Author: ten sleep
Why do you need to go online without lossless offline? What problems can lossless online solve?
This article will answer these questions one by one.
The non-destructive online function has to be said to be a function polished by a customer
We will start with the process of troubleshooting and resolving a release issue.
background
A large number of 5xx timeout exceptions occurred during the release process of an application center service in Alibaba Cloud. Initially suspected that it was a lossless offline problem, so quickly connected to the lossless offline function provided by MSE. However, after connecting to the lossless offline function and continuing to publish, there are still a large number of timeout errors in the publishing process of the application. According to the feedback from the business classmates, about 5 seconds after the application starts, there will be a large number of timeout requests.
Lossless offline function does not take effect?
So I pulled the relevant classmates to start the investigation. The calling situation of the application is as follows: gateway -> A -> C .
The published application is a C application, and a large number of timeout errors occur during the publishing process.
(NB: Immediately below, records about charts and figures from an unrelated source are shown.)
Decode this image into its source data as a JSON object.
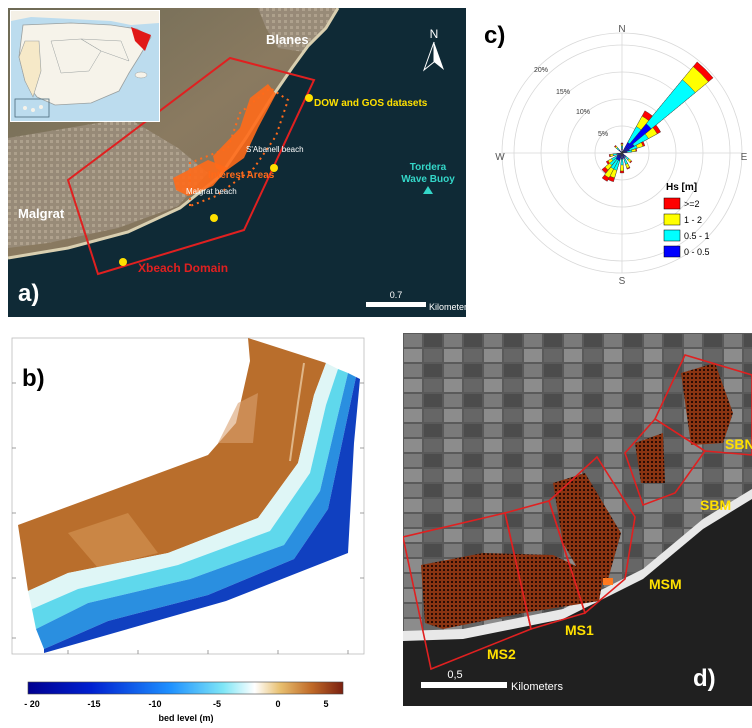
{
  "panel_a": {
    "label": "a)",
    "places": {
      "blanes": "Blanes",
      "malgrat": "Malgrat"
    },
    "datasets": "DOW and GOS datasets",
    "sabanell": "S'Abanell beach",
    "interest": "Interest Areas",
    "malgrat_beach": "Malgrat beach",
    "buoy_line1": "Tordera",
    "buoy_line2": "Wave Buoy",
    "domain": "Xbeach Domain",
    "north": "N",
    "scale_value": "0.7",
    "scale_unit": "Kilometers",
    "colors": {
      "domain": "#e02020",
      "interest": "#ff6a1a",
      "dataset_point": "#ffe000",
      "buoy": "#34d6c8",
      "sea": "#0f2a36"
    }
  },
  "panel_c": {
    "label": "c)",
    "directions": {
      "n": "N",
      "e": "E",
      "s": "S",
      "w": "W"
    },
    "rings": [
      "5%",
      "10%",
      "15%",
      "20%"
    ],
    "legend_title": "Hs [m]",
    "legend": [
      {
        "label": ">=2",
        "color": "#ff0000"
      },
      {
        "label": "1 - 2",
        "color": "#ffff00"
      },
      {
        "label": "0.5 - 1",
        "color": "#00ffff"
      },
      {
        "label": "0 - 0.5",
        "color": "#0000ff"
      }
    ]
  },
  "panel_b": {
    "label": "b)",
    "colorbar_ticks": [
      "- 20",
      "-15",
      "-10",
      "-5",
      "0",
      "5"
    ],
    "colorbar_label": "bed level (m)"
  },
  "panel_d": {
    "label": "d)",
    "areas": {
      "ms2": "MS2",
      "ms1": "MS1",
      "msm": "MSM",
      "sbm": "SBM",
      "sbn": "SBN"
    },
    "scale_value": "0,5",
    "scale_unit": "Kilometers"
  }
}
We sorted out the following clues through the relevant logs and the startup of the application:
[Server Perspective]: Find a machine with C application xxx.xxx.xxx.60 to observe
The first stage: xxx.xxx.xxx.60 (C application) offline stage
- 20:27:51 Start restart, execute restart script
<!---->
- At the same time, it is observed that the sendReadOnlyEvent action is executed, indicating that the server sends a read-only event, and the client will no longer request the server.
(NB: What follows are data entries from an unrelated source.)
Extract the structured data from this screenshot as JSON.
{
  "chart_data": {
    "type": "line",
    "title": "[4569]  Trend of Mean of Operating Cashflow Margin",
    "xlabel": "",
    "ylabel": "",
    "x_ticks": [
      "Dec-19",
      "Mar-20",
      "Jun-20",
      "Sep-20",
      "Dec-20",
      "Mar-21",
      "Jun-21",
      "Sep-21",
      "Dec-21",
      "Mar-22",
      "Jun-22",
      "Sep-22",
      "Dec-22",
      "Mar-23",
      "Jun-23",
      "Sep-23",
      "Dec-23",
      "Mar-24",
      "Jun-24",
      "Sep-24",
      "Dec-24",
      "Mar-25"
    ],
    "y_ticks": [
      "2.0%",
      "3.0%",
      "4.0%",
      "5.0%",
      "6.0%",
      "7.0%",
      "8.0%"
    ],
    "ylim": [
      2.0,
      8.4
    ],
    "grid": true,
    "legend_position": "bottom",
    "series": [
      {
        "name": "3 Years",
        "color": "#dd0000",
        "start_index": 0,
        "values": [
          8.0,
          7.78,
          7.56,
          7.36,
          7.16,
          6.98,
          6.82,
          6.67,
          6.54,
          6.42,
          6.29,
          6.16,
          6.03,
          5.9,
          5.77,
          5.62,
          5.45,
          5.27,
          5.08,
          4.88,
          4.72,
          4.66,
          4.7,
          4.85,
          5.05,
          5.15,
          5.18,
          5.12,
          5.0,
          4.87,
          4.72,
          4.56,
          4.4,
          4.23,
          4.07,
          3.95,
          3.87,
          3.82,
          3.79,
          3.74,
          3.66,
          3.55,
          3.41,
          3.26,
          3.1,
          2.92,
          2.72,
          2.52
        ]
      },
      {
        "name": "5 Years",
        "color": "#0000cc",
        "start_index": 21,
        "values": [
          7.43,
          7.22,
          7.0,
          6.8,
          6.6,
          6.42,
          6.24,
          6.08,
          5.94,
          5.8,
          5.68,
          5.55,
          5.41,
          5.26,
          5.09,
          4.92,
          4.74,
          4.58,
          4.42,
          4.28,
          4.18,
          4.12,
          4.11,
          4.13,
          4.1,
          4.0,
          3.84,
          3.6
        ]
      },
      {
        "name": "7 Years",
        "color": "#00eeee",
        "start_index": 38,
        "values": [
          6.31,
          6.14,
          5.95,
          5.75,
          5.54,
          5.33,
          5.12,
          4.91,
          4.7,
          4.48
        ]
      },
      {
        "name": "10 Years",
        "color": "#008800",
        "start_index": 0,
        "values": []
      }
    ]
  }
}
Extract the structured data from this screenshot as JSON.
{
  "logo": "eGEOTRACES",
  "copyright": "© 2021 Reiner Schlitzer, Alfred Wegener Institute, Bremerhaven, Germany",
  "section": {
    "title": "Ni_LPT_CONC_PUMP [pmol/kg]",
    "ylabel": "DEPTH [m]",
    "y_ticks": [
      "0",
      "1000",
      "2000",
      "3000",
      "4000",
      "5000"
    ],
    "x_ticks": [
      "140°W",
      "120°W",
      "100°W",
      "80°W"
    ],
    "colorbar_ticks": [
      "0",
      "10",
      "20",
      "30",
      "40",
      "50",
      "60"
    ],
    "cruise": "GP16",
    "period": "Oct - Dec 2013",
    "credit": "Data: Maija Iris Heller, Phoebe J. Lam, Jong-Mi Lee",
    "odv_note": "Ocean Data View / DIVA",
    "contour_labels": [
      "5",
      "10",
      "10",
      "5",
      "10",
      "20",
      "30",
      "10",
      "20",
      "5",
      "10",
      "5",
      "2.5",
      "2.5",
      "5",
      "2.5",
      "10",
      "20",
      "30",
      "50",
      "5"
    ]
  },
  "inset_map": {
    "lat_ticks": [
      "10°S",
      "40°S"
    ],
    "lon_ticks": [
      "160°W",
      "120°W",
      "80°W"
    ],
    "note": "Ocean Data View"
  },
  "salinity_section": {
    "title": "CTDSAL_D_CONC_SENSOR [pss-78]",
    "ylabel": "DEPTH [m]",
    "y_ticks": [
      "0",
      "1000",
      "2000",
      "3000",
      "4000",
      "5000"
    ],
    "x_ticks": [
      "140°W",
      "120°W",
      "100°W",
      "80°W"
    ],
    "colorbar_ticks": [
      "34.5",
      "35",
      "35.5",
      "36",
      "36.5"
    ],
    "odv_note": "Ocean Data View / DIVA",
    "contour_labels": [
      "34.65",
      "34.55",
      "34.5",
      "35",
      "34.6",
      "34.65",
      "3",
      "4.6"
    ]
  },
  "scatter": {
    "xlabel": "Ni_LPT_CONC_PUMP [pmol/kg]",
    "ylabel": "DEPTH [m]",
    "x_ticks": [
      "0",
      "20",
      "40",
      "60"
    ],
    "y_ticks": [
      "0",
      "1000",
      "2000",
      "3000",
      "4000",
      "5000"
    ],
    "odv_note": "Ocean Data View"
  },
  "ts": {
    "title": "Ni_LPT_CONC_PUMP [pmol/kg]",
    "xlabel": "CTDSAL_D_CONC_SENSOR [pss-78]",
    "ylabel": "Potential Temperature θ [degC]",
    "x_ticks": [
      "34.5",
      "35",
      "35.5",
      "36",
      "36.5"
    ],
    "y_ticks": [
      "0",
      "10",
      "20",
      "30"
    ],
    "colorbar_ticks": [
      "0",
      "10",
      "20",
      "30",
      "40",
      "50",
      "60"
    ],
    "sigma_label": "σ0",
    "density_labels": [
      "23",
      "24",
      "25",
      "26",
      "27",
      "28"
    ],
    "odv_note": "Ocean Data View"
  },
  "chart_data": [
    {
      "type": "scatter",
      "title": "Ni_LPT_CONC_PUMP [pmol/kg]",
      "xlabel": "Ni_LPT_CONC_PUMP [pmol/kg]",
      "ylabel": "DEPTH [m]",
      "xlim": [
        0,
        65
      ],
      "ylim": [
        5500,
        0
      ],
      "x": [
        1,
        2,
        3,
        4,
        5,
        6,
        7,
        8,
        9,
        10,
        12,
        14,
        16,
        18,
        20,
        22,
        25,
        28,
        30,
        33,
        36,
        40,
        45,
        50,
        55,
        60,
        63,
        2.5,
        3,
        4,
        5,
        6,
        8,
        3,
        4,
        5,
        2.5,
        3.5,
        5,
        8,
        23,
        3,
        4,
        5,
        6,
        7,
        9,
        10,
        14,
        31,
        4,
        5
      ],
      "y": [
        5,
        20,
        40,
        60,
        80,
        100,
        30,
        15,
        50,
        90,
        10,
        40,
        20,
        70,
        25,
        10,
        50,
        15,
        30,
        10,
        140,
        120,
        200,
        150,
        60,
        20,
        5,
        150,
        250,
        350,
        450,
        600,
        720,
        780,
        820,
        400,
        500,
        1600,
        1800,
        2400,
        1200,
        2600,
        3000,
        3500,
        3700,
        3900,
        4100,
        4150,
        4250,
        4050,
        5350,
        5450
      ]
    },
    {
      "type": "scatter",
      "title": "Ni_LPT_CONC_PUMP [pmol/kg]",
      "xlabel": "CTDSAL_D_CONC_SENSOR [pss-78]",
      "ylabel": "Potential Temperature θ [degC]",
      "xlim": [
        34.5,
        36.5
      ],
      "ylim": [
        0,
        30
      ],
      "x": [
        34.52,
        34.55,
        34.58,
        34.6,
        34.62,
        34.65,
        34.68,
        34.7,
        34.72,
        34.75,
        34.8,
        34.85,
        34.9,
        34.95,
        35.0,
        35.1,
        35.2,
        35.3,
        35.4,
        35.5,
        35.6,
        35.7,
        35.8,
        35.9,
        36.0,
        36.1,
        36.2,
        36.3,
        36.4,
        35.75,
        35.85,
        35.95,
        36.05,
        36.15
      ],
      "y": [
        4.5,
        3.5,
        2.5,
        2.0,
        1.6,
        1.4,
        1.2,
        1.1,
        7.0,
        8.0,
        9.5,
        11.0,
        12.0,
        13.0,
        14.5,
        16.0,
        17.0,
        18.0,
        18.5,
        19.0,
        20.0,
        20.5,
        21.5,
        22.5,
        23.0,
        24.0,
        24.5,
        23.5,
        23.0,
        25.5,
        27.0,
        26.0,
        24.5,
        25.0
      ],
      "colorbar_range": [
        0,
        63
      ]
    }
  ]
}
- After sendReadOnlyEvent, start to execute the logout service action one after another
<!---->
- 20:27:54 Log out all provider seivce done
- 20:28:15 App receives kill -15 signal
The second stage: xxx.xxx.xxx.60 (C application) online stage
- 20:28:34 Server restarts
- 20:29:19 Observed in Dubbo registry console that xxx.xxx.xxx.60 has been registered
- 20:29:19,257 saw start NettyServer in log
[Client Perspective]: Find a machine XXX.XXX.XXX.142 with A application to observe
- 20:27:51 received readOnly event, the read-only event sent by the server is received. At this time, the client will not request to the XXX.XXX.XXX.60 machine
- 20:27:56 close [xxx.xxx.xxx.142:0 -> /XXX.XXX.XXX.60:20880] , close the channel connection
Business log error message
At the same time, search the logs related to the error report of the machine XXX.XXX.XXX.60 of the C application, a total of 237 logs
The earliest time: 2020-07-30 20:29:26,524
The latest time: 2020-07-30 20:29:59,788
in conclusion
Observing these signs can lead to preliminary conclusions:
- The lossless offline process is as expected, and no errors were reported during the offline process
- During the error reporting period, after the server application is successfully started and the registration is successful, it is consistent with the phenomenon observed by the business side
At this time, it is suspected that it is a problem during the online period, and at the same time, the related logs of the server are checked. During the error reporting period, the server thread is full:
The problem is located in the process of going online and has nothing to do with the lossless offline.
Lossless online practice
Our ideas for helping users solve problems: help users discover the essence of the problem, find the generality of the problem, solve the problem, and productize the ability to solve general problems.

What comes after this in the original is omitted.